CHICAGO - A new federal study finds many same-day surgery centers - where patients get such things as foot operations and pain injections - have serious problems with infection control.

Failure to wash hands, wear gloves, and clean blood glucose meters were among the reported breaches. Clinics reused devices meant for one person or dipped into single-dose medicine vials for multiple patients.

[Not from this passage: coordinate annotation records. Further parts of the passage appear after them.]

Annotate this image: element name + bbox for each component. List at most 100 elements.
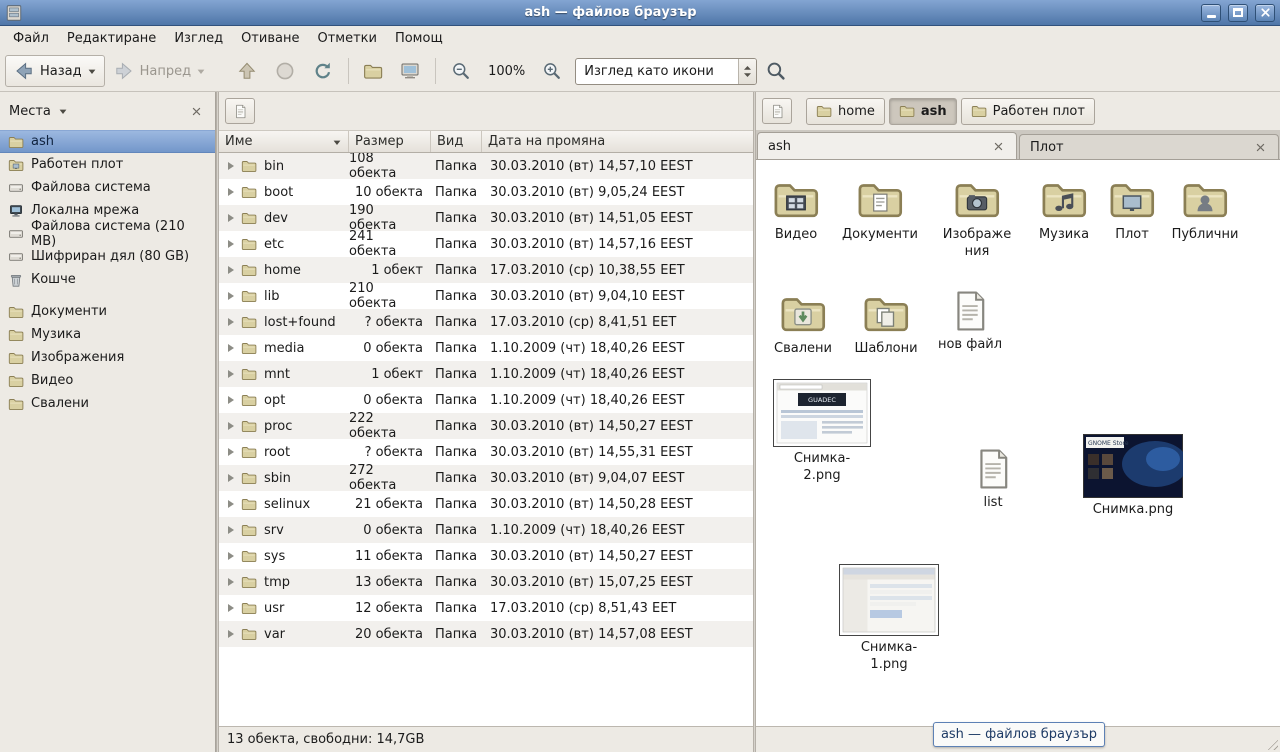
tab-close-icon[interactable]: [990, 138, 1006, 154]
expander-icon[interactable]: [228, 214, 234, 222]
expander-icon[interactable]: [228, 266, 234, 274]
folder-images-item[interactable]: Изображения: [936, 175, 1018, 261]
folder-downloads-item[interactable]: Свалени: [760, 289, 846, 358]
expander-icon[interactable]: [228, 526, 234, 534]
expander-icon[interactable]: [228, 162, 234, 170]
thumb-web-item[interactable]: GUADECСнимка-2.png: [772, 379, 872, 485]
forward-button[interactable]: Напред: [105, 55, 214, 87]
table-row[interactable]: lost+found? обектаПапка17.03.2010 (ср) 8…: [219, 309, 753, 335]
table-row[interactable]: usr12 обектаПапка17.03.2010 (ср) 8,51,43…: [219, 595, 753, 621]
sidebar-item-10[interactable]: Изображения: [0, 346, 215, 369]
zoom-out-button[interactable]: [442, 55, 480, 87]
table-row[interactable]: dev190 обектаПапка30.03.2010 (вт) 14,51,…: [219, 205, 753, 231]
resize-grip[interactable]: [1265, 737, 1278, 750]
expander-icon[interactable]: [228, 500, 234, 508]
sidebar-selector-icon[interactable]: [58, 106, 68, 116]
sidebar-item-9[interactable]: Музика: [0, 323, 215, 346]
menu-item-5[interactable]: Отметки: [308, 26, 385, 51]
folder-video-item[interactable]: Видео: [756, 175, 839, 244]
table-row[interactable]: proc222 обектаПапка30.03.2010 (вт) 14,50…: [219, 413, 753, 439]
expander-icon[interactable]: [228, 552, 234, 560]
table-row[interactable]: var20 обектаПапка30.03.2010 (вт) 14,57,0…: [219, 621, 753, 647]
menu-item-1[interactable]: Файл: [4, 26, 58, 51]
table-row[interactable]: media0 обектаПапка1.10.2009 (чт) 18,40,2…: [219, 335, 753, 361]
table-row[interactable]: mnt1 обектПапка1.10.2009 (чт) 18,40,26 E…: [219, 361, 753, 387]
maximize-button[interactable]: [1228, 4, 1248, 22]
back-dropdown-icon[interactable]: [87, 66, 97, 76]
expander-icon[interactable]: [228, 422, 234, 430]
file-text-item[interactable]: list: [963, 447, 1023, 512]
expander-icon[interactable]: [228, 474, 234, 482]
location-toggle-button[interactable]: [225, 98, 255, 124]
sidebar-item-2[interactable]: Работен плот: [0, 153, 215, 176]
stop-button[interactable]: [266, 55, 304, 87]
file-text-item[interactable]: нов файл: [927, 289, 1013, 354]
search-button[interactable]: [757, 55, 795, 87]
back-button[interactable]: Назад: [5, 55, 105, 87]
sidebar-close-button[interactable]: [186, 101, 206, 121]
table-row[interactable]: etc241 обектаПапка30.03.2010 (вт) 14,57,…: [219, 231, 753, 257]
zoom-level[interactable]: 100%: [480, 64, 533, 79]
folder-desktop-item[interactable]: Плот: [1097, 175, 1167, 244]
table-row[interactable]: srv0 обектаПапка1.10.2009 (чт) 18,40,26 …: [219, 517, 753, 543]
column-header-type[interactable]: Вид: [431, 131, 482, 152]
sidebar-item-5[interactable]: Файлова система (210 MB): [0, 222, 215, 245]
column-header-name[interactable]: Име: [219, 131, 349, 152]
table-row[interactable]: home1 обектПапка17.03.2010 (ср) 10,38,55…: [219, 257, 753, 283]
expander-icon[interactable]: [228, 448, 234, 456]
tab-close-icon[interactable]: [1252, 139, 1268, 155]
table-row[interactable]: opt0 обектаПапка1.10.2009 (чт) 18,40,26 …: [219, 387, 753, 413]
combo-arrows-icon[interactable]: [738, 59, 756, 84]
expander-icon[interactable]: [228, 604, 234, 612]
menu-item-3[interactable]: Изглед: [165, 26, 232, 51]
sidebar-item-6[interactable]: Шифриран дял (80 GB): [0, 245, 215, 268]
close-button[interactable]: [1255, 4, 1275, 22]
column-header-size[interactable]: Размер: [349, 131, 431, 152]
table-row[interactable]: bin108 обектаПапка30.03.2010 (вт) 14,57,…: [219, 153, 753, 179]
up-button[interactable]: [228, 55, 266, 87]
table-row[interactable]: sbin272 обектаПапка30.03.2010 (вт) 9,04,…: [219, 465, 753, 491]
expander-icon[interactable]: [228, 188, 234, 196]
expander-icon[interactable]: [228, 370, 234, 378]
folder-docs-item[interactable]: Документи: [834, 175, 926, 244]
expander-icon[interactable]: [228, 292, 234, 300]
home-button[interactable]: [355, 55, 391, 87]
folder-music-item[interactable]: Музика: [1021, 175, 1107, 244]
sidebar-item-7[interactable]: Кошче: [0, 268, 215, 291]
thumb-fm-item[interactable]: Снимка-1.png: [836, 564, 942, 674]
sidebar-item-11[interactable]: Видео: [0, 369, 215, 392]
folder-public-item[interactable]: Публични: [1161, 175, 1249, 244]
sidebar-item-12[interactable]: Свалени: [0, 392, 215, 415]
column-header-date[interactable]: Дата на промяна: [482, 131, 753, 152]
expander-icon[interactable]: [228, 240, 234, 248]
expander-icon[interactable]: [228, 344, 234, 352]
sidebar-title[interactable]: Места: [9, 104, 51, 119]
expander-icon[interactable]: [228, 630, 234, 638]
breadcrumb-3[interactable]: Работен плот: [961, 98, 1095, 125]
table-row[interactable]: selinux21 обектаПапка30.03.2010 (вт) 14,…: [219, 491, 753, 517]
tab-2[interactable]: Плот: [1019, 134, 1279, 159]
expander-icon[interactable]: [228, 318, 234, 326]
minimize-button[interactable]: [1201, 4, 1221, 22]
tab-1[interactable]: ash: [757, 132, 1017, 159]
table-row[interactable]: tmp13 обектаПапка30.03.2010 (вт) 15,07,2…: [219, 569, 753, 595]
sidebar-item-3[interactable]: Файлова система: [0, 176, 215, 199]
table-row[interactable]: lib210 обектаПапка30.03.2010 (вт) 9,04,1…: [219, 283, 753, 309]
computer-button[interactable]: [391, 55, 429, 87]
taskbar-window-button[interactable]: ash — файлов браузър: [933, 722, 1105, 747]
thumb-dark-item[interactable]: GNOME StoreСнимка.png: [1080, 434, 1186, 519]
breadcrumb-1[interactable]: home: [806, 98, 885, 125]
zoom-in-button[interactable]: [533, 55, 571, 87]
breadcrumb-2[interactable]: ash: [889, 98, 957, 125]
table-row[interactable]: sys11 обектаПапка30.03.2010 (вт) 14,50,2…: [219, 543, 753, 569]
table-row[interactable]: root? обектаПапка30.03.2010 (вт) 14,55,3…: [219, 439, 753, 465]
table-row[interactable]: boot10 обектаПапка30.03.2010 (вт) 9,05,2…: [219, 179, 753, 205]
view-mode-select[interactable]: Изглед като икони: [575, 58, 757, 85]
sidebar-item-8[interactable]: Документи: [0, 300, 215, 323]
expander-icon[interactable]: [228, 396, 234, 404]
sidebar-item-1[interactable]: ash: [0, 130, 215, 153]
expander-icon[interactable]: [228, 578, 234, 586]
menu-item-2[interactable]: Редактиране: [58, 26, 165, 51]
reload-button[interactable]: [304, 55, 342, 87]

The findings, in Wednesday's Journal of the American Medical Association, suggest lax infection practices may pervade the nation's more than 5,000 outpatient centers, experts said.

"These are basic fundamentals of infection control, things like cleaning your hands, cleaning surfaces in patient care areas," said lead author Melissa Schaefer of the Centers for Disease Control and Prevention. "It's all surprising and somewhat disappointing."

The study was prompted by a hepatitis C outbreak in Las Vegas believed to have been caused by unsafe injection practices at two now-closed clinics.

It is the first report from a push to more vigorously inspect U.S. outpatient centers, a growing segment of the health-care system that annually performs more than six million procedures and collects $3 billion from Medicare. Procedures performed at such centers include exams of the esophagus, colonoscopies, and plastic surgery.

U.S. Health and Human Services Secretary Kathleen Sebelius said in a statement that her department was expanding its hospital infection-control action plan to include ambulatory surgical centers and dialysis centers.

In the study, state inspectors visited 68 centers in Maryland, North Carolina, and Oklahoma. They used a new audit tool focusing on infection control. At each site, inspectors followed at least one patient through an entire stay. Inspections were not announced ahead of time, but staff were notified once inspectors arrived.

The new study found 67 percent of the centers had at least one lapse in infection control, and 57 percent were cited for deficiencies. The study did not look at whether any of the lapses actually led to infections in patients.

"These people knew they were under observation, had the opportunity to be on their best behavior, and yet these lapses were still identified, some of which potentially are very dangerous and have been warned against explicitly," said Philip Barie of Weill Cornell Medical College in New York. Barie was not involved in the study but wrote an accompanying editorial in the journal.

A few centers in the study had not been inspected in 12 years. State agencies have the main responsibility for making sure centers comply with federal standards, but states often fall behind.

In the Nevada outbreak, officials notified 63,000 patients that they might have been exposed to bloodborne diseases. Nine cases of hepatitis C were linked to the clinics; more than 100 other cases also may be related.